Un patrimoine qui peut être mis à profit dans un cadre de solidarité intergénérationnelle. « Quand j'ai changé d'appartement, il y a quatre ans, je souhaitais qu'il soit un peu plus grand que le précédent pour héberger et aider un jeune », explique Christophe, qui, du temps où il était maître de conférences à l'université, dialoguait déjà avec ses cadets. Au total, près de 60 % du patrimoine (qu'il soit financier ou non financier) est ainsi détenu par les aînés. « Ils ont bénéficié de prix bas, puis de politiques monétaires non conventionnelles qui leur ont permis à la fois d'accéder facilement à la propriété quand ils étaient jeunes puis de bénéficier d'une forte valorisation de ce patrimoine, explique Maxime Sbaihi. Et sur leurs vieux jours, leurs retraites sont indexées sur l'inflation alors que ce n'est pas le cas des salaires.

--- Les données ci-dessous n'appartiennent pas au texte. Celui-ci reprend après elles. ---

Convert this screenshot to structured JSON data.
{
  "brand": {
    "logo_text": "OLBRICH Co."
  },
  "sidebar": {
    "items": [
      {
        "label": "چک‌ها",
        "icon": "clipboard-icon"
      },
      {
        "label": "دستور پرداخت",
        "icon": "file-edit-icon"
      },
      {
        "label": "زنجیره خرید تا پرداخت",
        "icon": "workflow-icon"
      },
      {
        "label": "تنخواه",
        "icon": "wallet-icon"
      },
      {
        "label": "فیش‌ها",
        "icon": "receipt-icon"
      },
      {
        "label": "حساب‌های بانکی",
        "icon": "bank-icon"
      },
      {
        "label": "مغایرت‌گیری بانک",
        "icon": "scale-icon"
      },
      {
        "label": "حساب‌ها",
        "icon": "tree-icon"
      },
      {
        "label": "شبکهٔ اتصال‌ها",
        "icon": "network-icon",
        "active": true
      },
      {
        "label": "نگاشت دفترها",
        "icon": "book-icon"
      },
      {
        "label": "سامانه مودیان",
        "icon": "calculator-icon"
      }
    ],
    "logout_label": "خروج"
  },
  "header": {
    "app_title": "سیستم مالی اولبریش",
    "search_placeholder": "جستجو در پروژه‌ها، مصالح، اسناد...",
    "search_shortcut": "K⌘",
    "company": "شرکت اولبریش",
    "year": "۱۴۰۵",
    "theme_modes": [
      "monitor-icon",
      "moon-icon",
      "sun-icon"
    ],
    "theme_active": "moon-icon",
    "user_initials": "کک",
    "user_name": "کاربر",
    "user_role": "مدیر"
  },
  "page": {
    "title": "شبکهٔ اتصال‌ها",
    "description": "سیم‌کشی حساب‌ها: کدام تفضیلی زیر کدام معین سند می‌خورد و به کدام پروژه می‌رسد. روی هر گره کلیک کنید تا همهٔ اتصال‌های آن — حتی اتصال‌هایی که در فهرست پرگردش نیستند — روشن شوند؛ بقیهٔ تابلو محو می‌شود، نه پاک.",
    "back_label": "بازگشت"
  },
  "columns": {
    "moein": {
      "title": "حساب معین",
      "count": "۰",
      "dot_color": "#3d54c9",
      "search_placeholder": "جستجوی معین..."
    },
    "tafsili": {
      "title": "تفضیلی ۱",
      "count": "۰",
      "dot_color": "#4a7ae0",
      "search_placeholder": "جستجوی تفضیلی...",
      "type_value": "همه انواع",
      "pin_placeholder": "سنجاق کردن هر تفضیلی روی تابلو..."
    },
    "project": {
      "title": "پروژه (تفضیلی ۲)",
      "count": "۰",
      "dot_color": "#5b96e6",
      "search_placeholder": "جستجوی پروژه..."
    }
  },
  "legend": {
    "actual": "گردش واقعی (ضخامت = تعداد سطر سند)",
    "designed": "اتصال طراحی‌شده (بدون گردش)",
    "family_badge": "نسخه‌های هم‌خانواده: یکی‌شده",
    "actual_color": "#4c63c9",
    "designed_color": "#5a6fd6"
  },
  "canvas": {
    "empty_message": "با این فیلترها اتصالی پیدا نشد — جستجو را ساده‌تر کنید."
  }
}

À côté de ces dépenses, on coupe dans des investissements d'avenir. » La pression budgétaire contraint souvent à rogner sur l'Éducation, l'innovation, le développement durable… Pourtant, pour s'assurer que les citoyens de demain jouissent de la liberté de bâtir leur pays comme ils l'entendent, des nations ont décidé de mettre en place des fonds qui leur sont dédiés, comme l'Australie, avec son « Future Fund » depuis 2006 ou le Québec, avec son Fonds des générations, créé la même année. Ils sont tous deux alimentés par une taxe prélevée sur les ressources naturelles ( lire encadré ci-dessous) et ont vocation à être sanctuarisés aujourd'hui pour être réinvestis demain.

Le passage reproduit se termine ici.